Jakarta: Ketua Komisi Pemilihan Umum (KPU) Arief Budiman dan Badan Pembangunan Nasional (Bappenas) meminta pasangan capres dan cawapres Pemilu 2019 menyusun visi misi sesuai Rencana Pembangunan Jangka Menengah Nasional (RPJMN) tahun 2020-2025. Visi-misi ini nantinya akan dituangkan dalam program kerja jika paslon terpilih. 

"Tim kampanye pasangan calon presiden dan wakil presiden agar dalam membuat visi dan misi pasangan calon harus mengacu pada RPJMN 2020-2025," kata Arief dalam acara penyampaian rancangan teknokratik RPJMN 2020-2025 antara KPU dan Bappenas di Gedung KPU, Jalan Imam Bonjol, Menteng, Jakarta Pusat, Selasa, 25 September 2018. 
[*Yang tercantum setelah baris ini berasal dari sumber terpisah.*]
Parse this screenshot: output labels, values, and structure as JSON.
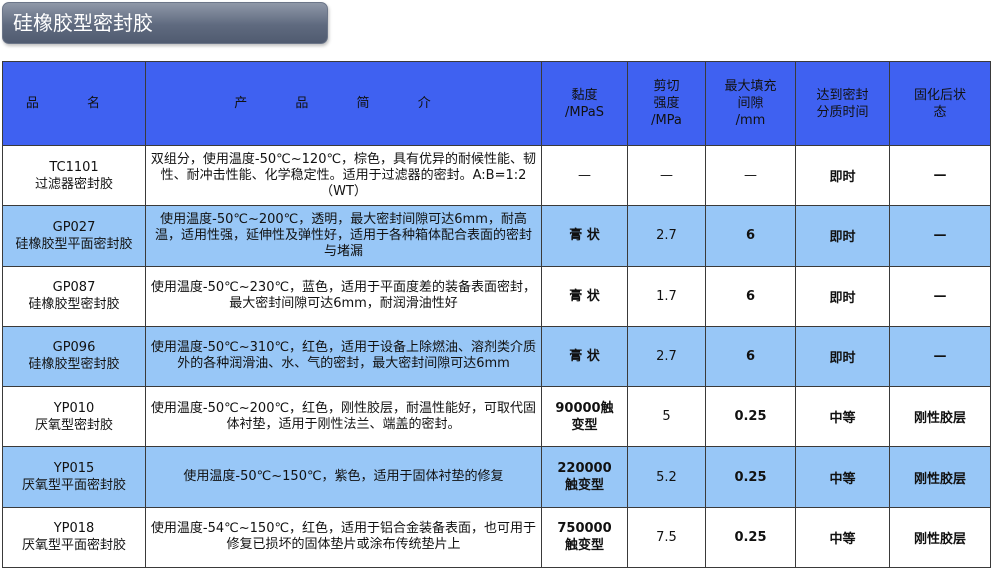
{
  "title": "硅橡胶型密封胶",
  "headers": {
    "name": "品 名",
    "intro": "产 品 简 介",
    "viscosity": [
      "黏度",
      "/MPaS"
    ],
    "shear": [
      "剪切",
      "强度",
      "/MPa"
    ],
    "gap": [
      "最大填充",
      "间隙",
      "/mm"
    ],
    "cure_time": [
      "达到密封",
      "分质时间"
    ],
    "cured_state": [
      "固化后状",
      "态"
    ]
  },
  "rows": [
    {
      "code": "TC1101",
      "name": "过滤器密封胶",
      "desc": "双组分，使用温度-50℃~120℃，棕色，具有优异的耐候性能、韧性、耐冲击性能、化学稳定性。适用于过滤器的密封。A:B=1:2（WT）",
      "viscosity": [
        "—"
      ],
      "shear": "—",
      "gap": "—",
      "time": "即时",
      "state": "—"
    },
    {
      "code": "GP027",
      "name": "硅橡胶型平面密封胶",
      "desc": "使用温度-50℃~200℃，透明，最大密封间隙可达6mm，耐高温，适用性强，延伸性及弹性好，适用于各种箱体配合表面的密封与堵漏",
      "viscosity": [
        "膏 状"
      ],
      "shear": "2.7",
      "gap": "6",
      "time": "即时",
      "state": "—"
    },
    {
      "code": "GP087",
      "name": "硅橡胶型密封胶",
      "desc": "使用温度-50℃~230℃，蓝色，适用于平面度差的装备表面密封，最大密封间隙可达6mm，耐润滑油性好",
      "viscosity": [
        "膏 状"
      ],
      "shear": "1.7",
      "gap": "6",
      "time": "即时",
      "state": "—"
    },
    {
      "code": "GP096",
      "name": "硅橡胶型密封胶",
      "desc": "使用温度-50℃~310℃，红色，适用于设备上除燃油、溶剂类介质外的各种润滑油、水、气的密封，最大密封间隙可达6mm",
      "viscosity": [
        "膏 状"
      ],
      "shear": "2.7",
      "gap": "6",
      "time": "即时",
      "state": "—"
    },
    {
      "code": "YP010",
      "name": "厌氧型密封胶",
      "desc": "使用温度-50℃~200℃，红色，刚性胶层，耐温性能好，可取代固体衬垫，适用于刚性法兰、端盖的密封。",
      "viscosity": [
        "90000触",
        "变型"
      ],
      "shear": "5",
      "gap": "0.25",
      "time": "中等",
      "state": "刚性胶层"
    },
    {
      "code": "YP015",
      "name": "厌氧型平面密封胶",
      "desc": "使用温度-50℃~150℃，紫色，适用于固体衬垫的修复",
      "viscosity": [
        "220000",
        "触变型"
      ],
      "shear": "5.2",
      "gap": "0.25",
      "time": "中等",
      "state": "刚性胶层"
    },
    {
      "code": "YP018",
      "name": "厌氧型平面密封胶",
      "desc": "使用温度-54℃~150℃，红色，适用于铝合金装备表面，也可用于修复已损坏的固体垫片或涂布传统垫片上",
      "viscosity": [
        "750000",
        "触变型"
      ],
      "shear": "7.5",
      "gap": "0.25",
      "time": "中等",
      "state": "刚性胶层"
    }
  ]
}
Arief mengatakan RPJMN adalah panduan bagi seluruh elemen negara dalam menjalankan pembangunan. KPU, lanjut Arief, akan memfasilitasi paslon capres dan cawapres agar memahami garis besar pembangunan yang sudah disepakati oleh Bappenas melalui RPJMN 2020-2025.

Senada, Ketua Bappenas Bambang Brodjonegoro, meminta pasangan capres dan cawapres menyusun visi-misi sesuai dengan Undang-undang Nomor 17 Tahun 2007 tentang Rencana Pembangunan Jangka Panjang Nasional 2020-2025. Visi misi paslon nantinya akan menggambarkan hal-hal yang akan dilakukan paslon terpilih selama lima tahun ke depan. 

"Karena visi misi calon presiden yang akan disampaikan atau sudah disampaikan nanti kemudian apabila sudah ada yang menang, akan diterjemahkan menjadi RPJMN 2020-2024," tutur Bambang. 

Bambang mengatakan perlu ada koordinasi antara KPU, peserta pemilu, dan Bappenas. Hal ini untuk memastikan visi-misi paslon sejalan dengan RPJP Nasional. 

"Kebetulan RPJMN ini adalah fase terakhir dari RPJP nasional tersebut, sehingga sosialisasi yang diadakan hari ini karena KPU ingin memastikan bahwa setiap kandidat akan menyampaikan visi misi yang sejalan dengan undang-undang jangka panjang tersebut," tandas dia.